In his epistle to the Galatians, the apostle Paul passionately defends his apostleship and the gospel he received by the revelation of Jesus Christ against the error of legalism which is a performance-based religious system.  He deals with this error In relation to both justification (Gal 2:16) and sanctification (Gal 3:3).  This epistle has 6 chapters, 149 verses, and 3,084 words.

The apostle Paul established the churches in the region of Galatia (area of Asia Minor, north of the island of Cyprus) during his second missionary journey (Acts 16:6) and went back to strengthen them in the faith during his third journey (Acts 18:22-23).  He may have written this epistle at the time of Acts 18:22 around 52 AD.  This is the only epistle that Paul addressed to a group of churches (Gal 1:2).  It is also unique in that it was written by Paul’s own hand (cf. Gal 6:11; Rom 16:22).

Legalists loved to come in behind Paul’s ministry in an area to try and influence the churches he established away from his message of grace.  They taught the people that they must be circumcised and do the works of the law to be saved and sanctified.  They were having success in Galatia (Gal 1:6-7, 2:16, 21; 3:1-3; 4:8-21; 5:1-12; 6:11-17).

Scripture not only reveals sound doctrine, but it also reproves and corrects for failure to believe and live by that doctrine.  A balanced and Bible-based ministry not only teaches (positive aspect), but also reproves and corrects (negative aspect).

Although the apostle Paul wrote Galatians before Romans, it follows Romans in order of the church epistles because it is a letter of correction for doctrinal failure.  The churches, at Galatia were listening to doctrine contrary to the doctrine of salvation by grace as laid out in Romans (Rom 3:19-28).

Doctrinal and moral failure is not to be tolerated in the church because it takes just a little leaven to leaven the whole lump.  Leaven represents corruption that spreads (1 Cor 5:6; Gal 5:9). Doctrinal corruption produces moral corruption (1 Cor 15:33; 2 Tim 2:15-18).  Sound doctrine produces godliness when it is genuinely believed (Titus 1:1).

 

Outline:

I. Personal (1-2) — The grace message defended

Il.

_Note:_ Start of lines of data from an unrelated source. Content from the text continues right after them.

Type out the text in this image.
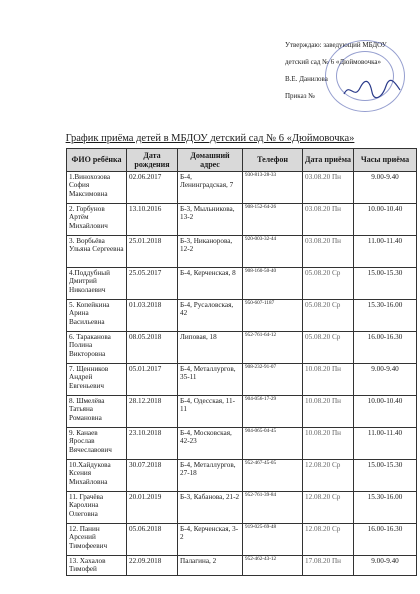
Утверждаю: заведующий МБДОУ
детский сад № 6 «Дюймовочка»
В.Е. Данилова
Приказ №
График приёма детей в МБДОУ детский сад № 6 «Дюймовочка»
ФИО ребёнка	Дата рождения	Домашний адрес	Телефон	Дата приёма	Часы приёма
1.Винохозова София Максимовна	02.06.2017	Б-4, Ленинградская, 7	930-813-28-33	03.08.20 Пн	9.00-9.40
2. Горбунов Артём Михайлович	13.10.2016	Б-3, Мыльникова, 13-2	908-152-64-26	03.08.20 Пн	10.00-10.40
3. Ворбьёва Ульяна Сергеевна	25.01.2018	Б-3, Никанорова, 12-2	920-003-32-44	03.08.20 Пн	11.00-11.40
4.Поддубный Дмитрий Николаевич	25.05.2017	Б-4, Керченская, 8	908-160-50-40	05.08.20 Ср	15.00-15.30
5. Копейкина Арина Васильевна	01.03.2018	Б-4, Русаловская, 42	950-607-1187	05.08.20 Ср	15.30-16.00
6. Тараканова Полина Викторовна	08.05.2018	Липовая, 18	952-761-64-12	05.08.20 Ср	16.00-16.30
7. Щенников Андрей Евгеньевич	05.01.2017	Б-4, Металлургов, 35-11	908-232-91-07	10.08.20 Пн	9.00-9.40
8. Шмелёва Татьяна Романовна	28.12.2018	Б-4, Одесская, 11-11	904-056-17-29	10.08.20 Пн	10.00-10.40
9. Канаев Ярослав Вячеславович	23.10.2018	Б-4, Московская, 42-23	904-065-04-45	10.08.20 Пн	11.00-11.40
10.Хайдукова Ксения Михайловна	30.07.2018	Б-4, Металлургов, 27-18	952-467-45-05	12.08.20 Ср	15.00-15.30
11. Грачёва Каролина Олеговна	20.01.2019	Б-3, Кабанова, 21-2	952-761-39-84	12.08.20 Ср	15.30-16.00
12. Панин Арсений Тимофеевич	05.06.2018	Б-4, Керченская, 3-2	919-025-69-48	12.08.20 Ср	16.00-16.30
13. Хахалов Тимофей	22.09.2018	Палагина, 2	952-462-43-12	17.08.20 Пн	9.00-9.40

Doctrinal (3-4) — The grace message explained

Ill. Practical (5-6) — The grace message applied

 

The first two chapters clearly establish that Christ gave Paul a message and a ministry that was distinct from the twelve apostles.  God inspired Paul to defend his distinct apostleship and ministry (not himself as a man) because it was constantly under attack.

In the middle two chapters, Paul uses Abraham to prove the historical precedent of God imputing righteousness by faith before the Law.  We are children of Abraham in the spiritual sense that we are in Christ and are also counted righteous by faith.  We did not replace Israel, and neither are we spiritual Israel (Gal 3:27-28; 6:15-16).  The Body of Christ is a new creature.

In the last two chapters Paul shows that the law is not required to live a righteous life (1 Tim 1:9).  Many that preach salvation by grace teach sanctification by works.  Putting believers under the law does not stop sin, it actually increases it (Rom 6:14; 1 Cor 15:56).  The grace life is lived on a higher plane than the law system (Gal 5:13-26).  We are not under the law of Moses, but the law of Christ, and of sowing and reaping that still apply today (Gal 6:1-10).